囚人は、想像力によって光の速さを超え、宇宙のすべてを説明させられようとしているのではないだろうか?囚人の小説が説明書ならば、この宇宙を見たことがない者のための説明書に違いない。すなわち小説は、全体として、この宇宙が消滅したあとのための、我々の言語による記録なのだ。
わたしの仮説が囚人達に受け容れられたとは言い難い。わたしが発狂しているという非難を除けば、主たる反論は次のようなものだ。
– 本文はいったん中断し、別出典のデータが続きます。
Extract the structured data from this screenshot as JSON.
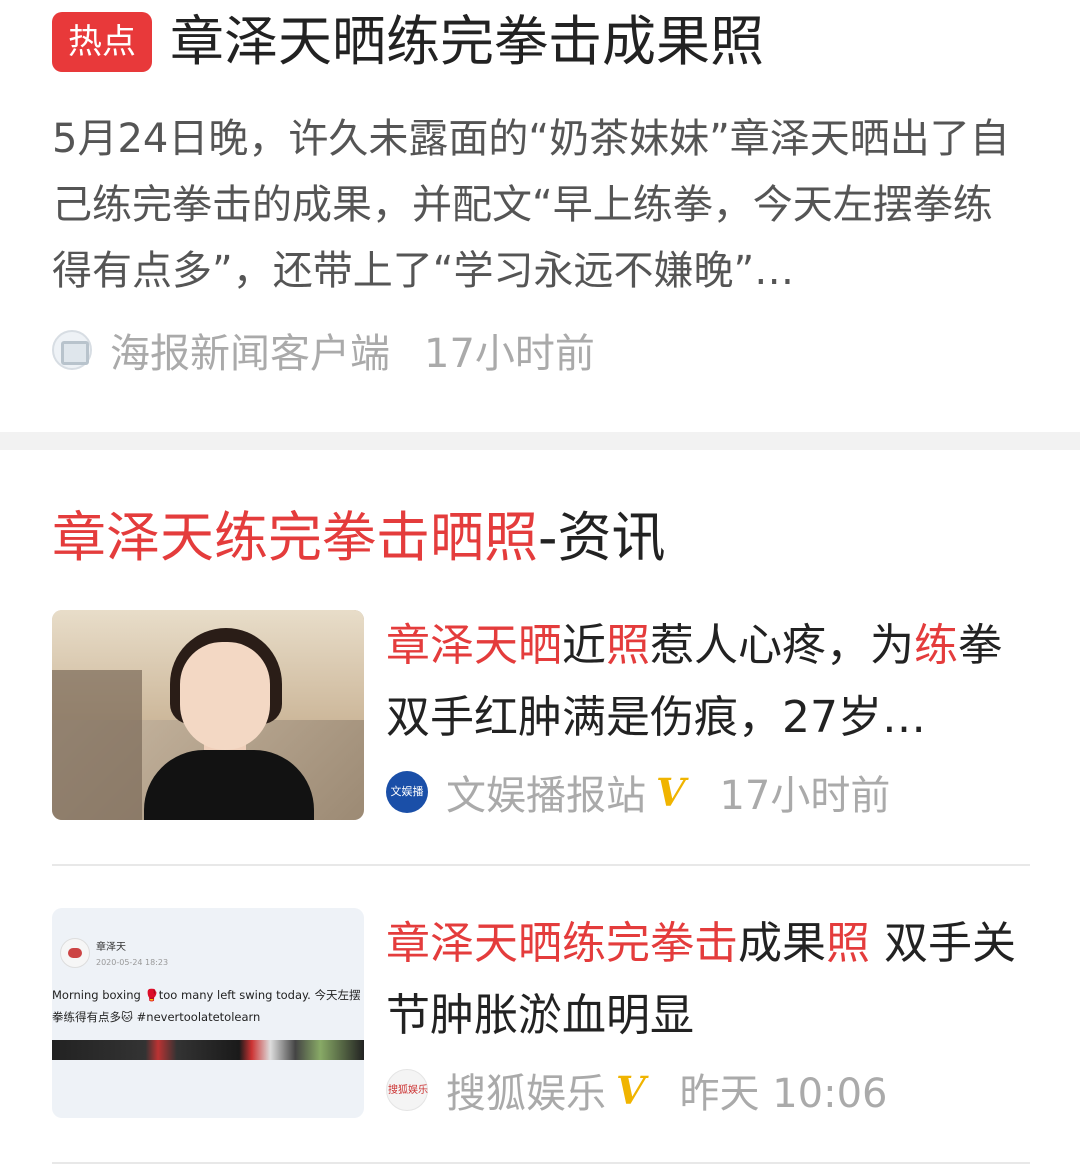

ヒトの脳の構造がおおまかに一定である以上、囚人達の想像力の方向性にも偏りが生じる、だから囚人に書かせるよりは、たとえば滴り落ちる雨粒のリズムの中にランダムな文字列を求め、そこから無数の小説を見出すほうが効率がよいのではないか。
この主張に対して、わたしはこう言いたい。無秩序なものの中に宇宙の説明書が浮かび上がるとしても、無秩序から意味を汲み取るのはけっきょく人間である、と。その作業こそは、想像力を駆使して宇宙を描写しようとする小説家達の執筆行為そのものだ。